Page:Revue des Deux Mondes - 1840 - tome 23.djvu/700

La bibliothèque libre.
Cette page a été validée par deux contributeurs.
696
REVUE DES DEUX MONDES.

À l’heure qu’il est, lord Stanley, malgré son origine, malgré ses antécédens, malgré ses affections personnelles, semble donc plus rapproché des ultra-tories que sir Robert Peel, et plus éloigné du parti réformiste ; il est d’ailleurs l’adversaire infatigable de l’Irlande catholique et l’ennemi en titre d’O’Connell.

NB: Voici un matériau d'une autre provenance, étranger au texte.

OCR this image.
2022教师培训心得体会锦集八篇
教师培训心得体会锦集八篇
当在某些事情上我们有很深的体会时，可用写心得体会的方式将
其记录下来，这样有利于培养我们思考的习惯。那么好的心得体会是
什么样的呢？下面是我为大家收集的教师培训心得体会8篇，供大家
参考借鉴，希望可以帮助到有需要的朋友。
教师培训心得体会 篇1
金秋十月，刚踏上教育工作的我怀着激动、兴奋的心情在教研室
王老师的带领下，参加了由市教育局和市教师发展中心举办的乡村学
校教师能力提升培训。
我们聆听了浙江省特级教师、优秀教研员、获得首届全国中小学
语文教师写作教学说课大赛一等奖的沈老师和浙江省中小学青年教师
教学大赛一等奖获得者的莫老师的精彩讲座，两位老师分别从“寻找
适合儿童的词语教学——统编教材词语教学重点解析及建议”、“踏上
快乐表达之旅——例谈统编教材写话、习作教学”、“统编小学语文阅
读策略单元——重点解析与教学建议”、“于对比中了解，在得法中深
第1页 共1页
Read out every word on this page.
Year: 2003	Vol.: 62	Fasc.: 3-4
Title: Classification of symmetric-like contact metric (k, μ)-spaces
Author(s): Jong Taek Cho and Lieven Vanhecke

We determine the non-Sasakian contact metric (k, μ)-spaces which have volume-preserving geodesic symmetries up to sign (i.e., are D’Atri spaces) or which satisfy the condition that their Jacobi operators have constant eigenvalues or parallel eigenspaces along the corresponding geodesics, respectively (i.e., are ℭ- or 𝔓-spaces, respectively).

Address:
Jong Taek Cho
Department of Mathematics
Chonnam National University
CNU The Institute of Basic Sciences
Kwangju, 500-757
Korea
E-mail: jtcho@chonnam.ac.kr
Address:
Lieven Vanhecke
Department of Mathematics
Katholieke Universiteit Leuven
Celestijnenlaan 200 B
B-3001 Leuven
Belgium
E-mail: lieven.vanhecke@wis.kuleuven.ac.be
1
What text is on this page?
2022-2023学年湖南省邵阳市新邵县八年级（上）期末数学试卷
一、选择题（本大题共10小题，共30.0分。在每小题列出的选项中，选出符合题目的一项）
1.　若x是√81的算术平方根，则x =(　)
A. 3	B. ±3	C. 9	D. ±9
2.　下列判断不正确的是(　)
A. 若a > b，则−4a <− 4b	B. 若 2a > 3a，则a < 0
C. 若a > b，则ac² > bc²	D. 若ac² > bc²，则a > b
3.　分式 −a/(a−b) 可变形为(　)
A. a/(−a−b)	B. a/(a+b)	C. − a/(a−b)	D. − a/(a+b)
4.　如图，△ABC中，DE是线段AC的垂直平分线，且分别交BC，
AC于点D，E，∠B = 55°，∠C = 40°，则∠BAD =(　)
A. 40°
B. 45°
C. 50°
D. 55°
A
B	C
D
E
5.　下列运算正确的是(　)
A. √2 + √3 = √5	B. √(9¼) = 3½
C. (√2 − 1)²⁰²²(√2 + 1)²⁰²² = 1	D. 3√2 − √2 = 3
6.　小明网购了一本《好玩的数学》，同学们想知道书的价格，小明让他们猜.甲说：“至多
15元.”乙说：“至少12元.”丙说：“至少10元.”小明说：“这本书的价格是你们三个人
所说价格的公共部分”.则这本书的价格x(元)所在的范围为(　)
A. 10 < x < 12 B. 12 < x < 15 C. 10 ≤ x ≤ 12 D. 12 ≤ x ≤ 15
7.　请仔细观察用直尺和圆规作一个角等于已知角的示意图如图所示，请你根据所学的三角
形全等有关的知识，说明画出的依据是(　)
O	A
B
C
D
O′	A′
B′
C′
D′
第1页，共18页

Quand l’un des deux se lève, on est certain que l’autre se lèvera ensuite, et que les deux côtés de la chapelle Saint-Étienne retentiront successivement de longs applaudissemens. Dans les assemblées populaires d’Angleterre ou d’Irlande, n’est-ce pas aussi lord Stanley et O’Connell, le scorpion et le grand mendiant, pour parler le langage grossièrement injuste des partis, que l’on met toujours en présence ? N’est-ce pas entre ces deux hommes, si différens sous tous les rapports, mais tous deux si éminens, une sorte de duel à mort continué ou repris chaque jour avec un acharnement nouveau ?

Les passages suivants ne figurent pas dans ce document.